Pyrolysis equipment offers new hope and solutions for municipal solid waste MSW treatment. It can turn waste into treasure - pyrolysis oil, syngas, and carbon black.
Pyrolysis plant offers significant environmental benefits and resource recovery potential, demonstrating unique value in addressing the increasingly challenging challenges of municipal solid waste. They not only effectively reduce the environmental pollution associated with traditional treatment methods but also lower the emission of harmful gases, such as dioxins.
Municipal Solid Waste Pyrolysis Principle
Municipal solid waste pyrolysis is the process of heating solid waste in an oxygen-free or oxygen-deficient environment to induce decomposition reactions within the organic matter. This MSW pyrolysis process involves a complex series of chemical reactions, primarily cracking, condensation, and recombination.
Cracking is the foundation of the pyrolysis process. Under the action of heat, the chemical bonds of large organic molecules in the solid waste break down, breaking them down into smaller molecules. Condensation, in contrast to cracking, is the process where small molecules recombine to form larger molecules. These larger molecules may have different chemical structures and properties. Recombination involves the rearrangement of atoms within molecules to form new compounds.
Turn Waste into Treasure Process
The turn waste into treasure pyrolysis process involves several key steps, including waste pretreatment, pyrolysis incineration, and exhaust gas treatment. Each step is closely linked to ensure the efficiency, environmental friendliness, and resource utilization of the solid waste pyrolysis process.
Municipal Solid Waste Pretreatment
During the waste pretreatment stage, collected municipal solid waste must first be carefully sorted. This is because different types of waste vary significantly in composition and properties, and sorting facilitates targeted treatment. For example, waste paper, plastics, metals, glass, kitchen waste, and hazardous waste should be separated. This prevents interference between different materials during the pyrolysis process, which could affect the pyrolysis effect and product quality.
Pyrolysis of Municipal Solid Waste
Pyrolysis is the core step in the entire process of turning waste into treasure. Pre-treated waste is fed into a pyrolysis reactor and heated in an oxygen-free or anoxic environment. Strictly controlling the pyrolysis temperature and oxygen content is crucial to ensuring the pyrolysis reaction proceeds as intended.
Different types of waste require different pyrolysis temperatures. For example, lower temperatures may be sufficient for highly volatile organic compounds, while higher temperatures are required for more difficult-to-degrade materials.
During the municipal solid waste pyrolysis process, the organic matter in the waste decomposes to produce products, including pyrolysis oil, syngas and carbon black.

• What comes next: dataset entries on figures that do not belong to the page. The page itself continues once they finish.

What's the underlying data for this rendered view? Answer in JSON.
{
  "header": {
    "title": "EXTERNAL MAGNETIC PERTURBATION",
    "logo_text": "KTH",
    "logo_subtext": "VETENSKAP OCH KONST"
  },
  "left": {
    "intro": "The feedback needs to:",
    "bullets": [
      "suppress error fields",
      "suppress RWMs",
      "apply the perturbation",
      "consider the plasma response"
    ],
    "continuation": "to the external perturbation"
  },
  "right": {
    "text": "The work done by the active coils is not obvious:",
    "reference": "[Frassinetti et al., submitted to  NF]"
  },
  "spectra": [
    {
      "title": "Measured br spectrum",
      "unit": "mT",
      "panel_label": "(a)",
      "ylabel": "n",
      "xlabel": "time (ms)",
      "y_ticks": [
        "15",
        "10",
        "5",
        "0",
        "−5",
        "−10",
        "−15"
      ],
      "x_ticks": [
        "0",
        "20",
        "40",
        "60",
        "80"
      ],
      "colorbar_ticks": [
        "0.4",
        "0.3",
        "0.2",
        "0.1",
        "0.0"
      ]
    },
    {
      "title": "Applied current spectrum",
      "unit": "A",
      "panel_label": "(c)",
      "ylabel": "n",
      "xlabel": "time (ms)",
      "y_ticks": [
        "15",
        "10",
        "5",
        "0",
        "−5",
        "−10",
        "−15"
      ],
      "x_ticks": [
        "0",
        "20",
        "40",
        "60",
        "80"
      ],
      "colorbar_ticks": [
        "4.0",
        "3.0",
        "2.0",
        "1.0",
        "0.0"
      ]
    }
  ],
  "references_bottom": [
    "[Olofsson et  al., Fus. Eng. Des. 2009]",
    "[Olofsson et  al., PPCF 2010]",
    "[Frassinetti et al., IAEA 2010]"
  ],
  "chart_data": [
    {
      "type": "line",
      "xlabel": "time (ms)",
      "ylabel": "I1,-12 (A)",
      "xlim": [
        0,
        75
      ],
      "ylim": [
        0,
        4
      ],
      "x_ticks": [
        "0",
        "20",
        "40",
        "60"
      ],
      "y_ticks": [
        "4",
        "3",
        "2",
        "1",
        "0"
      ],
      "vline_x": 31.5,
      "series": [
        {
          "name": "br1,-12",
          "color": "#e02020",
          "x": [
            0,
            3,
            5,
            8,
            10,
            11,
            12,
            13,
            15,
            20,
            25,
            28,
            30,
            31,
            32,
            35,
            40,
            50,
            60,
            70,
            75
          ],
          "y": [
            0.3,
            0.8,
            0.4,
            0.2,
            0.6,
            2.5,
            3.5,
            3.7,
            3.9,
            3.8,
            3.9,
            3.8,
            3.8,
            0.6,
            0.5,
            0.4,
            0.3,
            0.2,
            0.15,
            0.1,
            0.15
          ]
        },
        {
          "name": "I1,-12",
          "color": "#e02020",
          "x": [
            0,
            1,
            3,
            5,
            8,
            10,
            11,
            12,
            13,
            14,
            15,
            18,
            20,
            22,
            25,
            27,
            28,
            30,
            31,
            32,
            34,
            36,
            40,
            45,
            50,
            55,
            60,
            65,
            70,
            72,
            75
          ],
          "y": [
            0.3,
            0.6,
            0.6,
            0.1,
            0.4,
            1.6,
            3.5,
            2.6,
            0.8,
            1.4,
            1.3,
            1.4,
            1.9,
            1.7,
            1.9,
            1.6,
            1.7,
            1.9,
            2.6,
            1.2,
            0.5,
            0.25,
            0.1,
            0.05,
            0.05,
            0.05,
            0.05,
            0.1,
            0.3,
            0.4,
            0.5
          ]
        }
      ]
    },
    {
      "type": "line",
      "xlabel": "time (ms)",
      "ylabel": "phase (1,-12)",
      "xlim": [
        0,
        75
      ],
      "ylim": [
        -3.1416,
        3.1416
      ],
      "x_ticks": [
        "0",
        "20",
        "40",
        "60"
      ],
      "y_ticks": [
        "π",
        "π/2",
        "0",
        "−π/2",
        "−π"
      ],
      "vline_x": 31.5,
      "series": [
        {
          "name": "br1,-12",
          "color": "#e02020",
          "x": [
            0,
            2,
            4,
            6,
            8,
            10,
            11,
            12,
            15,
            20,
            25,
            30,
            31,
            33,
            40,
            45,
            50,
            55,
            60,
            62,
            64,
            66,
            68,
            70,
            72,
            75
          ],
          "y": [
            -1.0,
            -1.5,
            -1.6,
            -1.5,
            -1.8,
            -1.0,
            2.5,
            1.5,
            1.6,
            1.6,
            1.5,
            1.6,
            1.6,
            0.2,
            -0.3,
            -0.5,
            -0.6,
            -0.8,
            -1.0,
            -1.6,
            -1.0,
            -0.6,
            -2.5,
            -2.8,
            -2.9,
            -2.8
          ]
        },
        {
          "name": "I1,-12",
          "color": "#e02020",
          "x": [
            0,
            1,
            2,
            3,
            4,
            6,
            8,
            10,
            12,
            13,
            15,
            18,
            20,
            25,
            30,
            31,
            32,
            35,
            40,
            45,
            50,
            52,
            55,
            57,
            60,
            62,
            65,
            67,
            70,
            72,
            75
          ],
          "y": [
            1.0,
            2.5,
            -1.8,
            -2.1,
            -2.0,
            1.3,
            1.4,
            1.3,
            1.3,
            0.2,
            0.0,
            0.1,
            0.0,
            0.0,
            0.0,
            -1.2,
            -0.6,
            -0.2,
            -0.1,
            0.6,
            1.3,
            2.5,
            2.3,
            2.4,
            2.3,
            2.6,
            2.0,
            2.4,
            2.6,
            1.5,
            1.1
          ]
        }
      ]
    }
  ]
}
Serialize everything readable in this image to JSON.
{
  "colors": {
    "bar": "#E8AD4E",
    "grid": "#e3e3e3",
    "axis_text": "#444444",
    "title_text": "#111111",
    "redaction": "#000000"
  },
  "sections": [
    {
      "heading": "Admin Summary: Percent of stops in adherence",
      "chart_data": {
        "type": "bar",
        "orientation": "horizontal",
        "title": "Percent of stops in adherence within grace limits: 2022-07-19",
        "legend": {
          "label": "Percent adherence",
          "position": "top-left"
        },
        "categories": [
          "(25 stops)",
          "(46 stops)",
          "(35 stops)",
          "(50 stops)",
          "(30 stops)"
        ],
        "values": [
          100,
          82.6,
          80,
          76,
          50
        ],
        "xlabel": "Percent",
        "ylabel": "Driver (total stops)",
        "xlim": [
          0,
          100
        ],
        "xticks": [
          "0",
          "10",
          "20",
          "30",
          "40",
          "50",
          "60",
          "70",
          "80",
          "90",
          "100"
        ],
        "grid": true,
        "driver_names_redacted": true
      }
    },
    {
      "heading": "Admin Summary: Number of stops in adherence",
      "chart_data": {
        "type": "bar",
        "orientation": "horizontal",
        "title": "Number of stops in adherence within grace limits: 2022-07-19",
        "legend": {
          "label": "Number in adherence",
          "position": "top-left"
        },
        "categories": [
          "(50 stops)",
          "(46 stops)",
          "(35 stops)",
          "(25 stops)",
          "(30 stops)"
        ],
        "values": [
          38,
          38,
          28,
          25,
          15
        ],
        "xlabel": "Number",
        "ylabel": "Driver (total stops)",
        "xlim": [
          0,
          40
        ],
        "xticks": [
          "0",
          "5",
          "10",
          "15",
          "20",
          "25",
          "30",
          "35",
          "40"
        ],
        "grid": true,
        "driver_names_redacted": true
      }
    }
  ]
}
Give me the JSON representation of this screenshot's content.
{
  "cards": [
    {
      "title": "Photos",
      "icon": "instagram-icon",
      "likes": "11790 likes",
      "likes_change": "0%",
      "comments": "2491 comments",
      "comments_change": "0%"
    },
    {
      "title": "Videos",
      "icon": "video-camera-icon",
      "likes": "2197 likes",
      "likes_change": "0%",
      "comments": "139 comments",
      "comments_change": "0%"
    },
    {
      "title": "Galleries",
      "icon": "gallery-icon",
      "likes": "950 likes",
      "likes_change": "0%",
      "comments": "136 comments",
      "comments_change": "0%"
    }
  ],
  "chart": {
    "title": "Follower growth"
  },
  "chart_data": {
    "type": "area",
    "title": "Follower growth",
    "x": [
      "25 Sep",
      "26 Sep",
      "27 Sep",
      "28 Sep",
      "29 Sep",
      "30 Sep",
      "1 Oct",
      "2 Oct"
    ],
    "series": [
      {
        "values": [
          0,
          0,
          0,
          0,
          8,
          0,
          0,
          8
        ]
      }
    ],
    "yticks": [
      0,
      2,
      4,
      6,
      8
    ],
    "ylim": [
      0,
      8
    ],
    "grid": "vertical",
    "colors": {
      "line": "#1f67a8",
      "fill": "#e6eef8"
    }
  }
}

Syngas primarily consists of carbon monoxide (CO), hydrogen (H₂), and methane (CH₄). These gases have high calorific value and can be used as fuel for power generation and heating. Pyrolysis oil is a complex organic mixture that, after further distillation refining, can be used as fuel oil. The solid carbon black can be used to make adsorbents, soil conditioners, and other products.
Exhaust Gas Treatment
The pyrolysis process of MSW produces exhaust gas, which may contain pollutants such as incompletely reacted organic matter, dust, sulfides, and nitrogen oxides. Direct discharge would cause serious atmospheric pollution. Therefore, MSW pyrolysis plant must equip with exhaust gas treatment system.
Exhaust gas treatment begins with dust removal. Cyclone separators, bag filters, and other equipment remove dust particles from the exhaust gas, making it cleaner. Next, desulfurization treatment is performed. Absorbents such as lime milk and ammonia react with sulfides in the exhaust gas, converting them into solid or liquid sulfates, thereby reducing the sulfur content in the exhaust gas. Denitrification treatment utilizes technologies such as selective catalytic reduction (SCR) or selective non-catalytic reduction (SNCR) to convert nitrogen oxides in the exhaust gas into nitrogen and water, reducing their environmental impact.
After these treatment steps, the pollutant content in the exhaust gas is significantly reduced, meeting national emission standards before discharge into the atmosphere.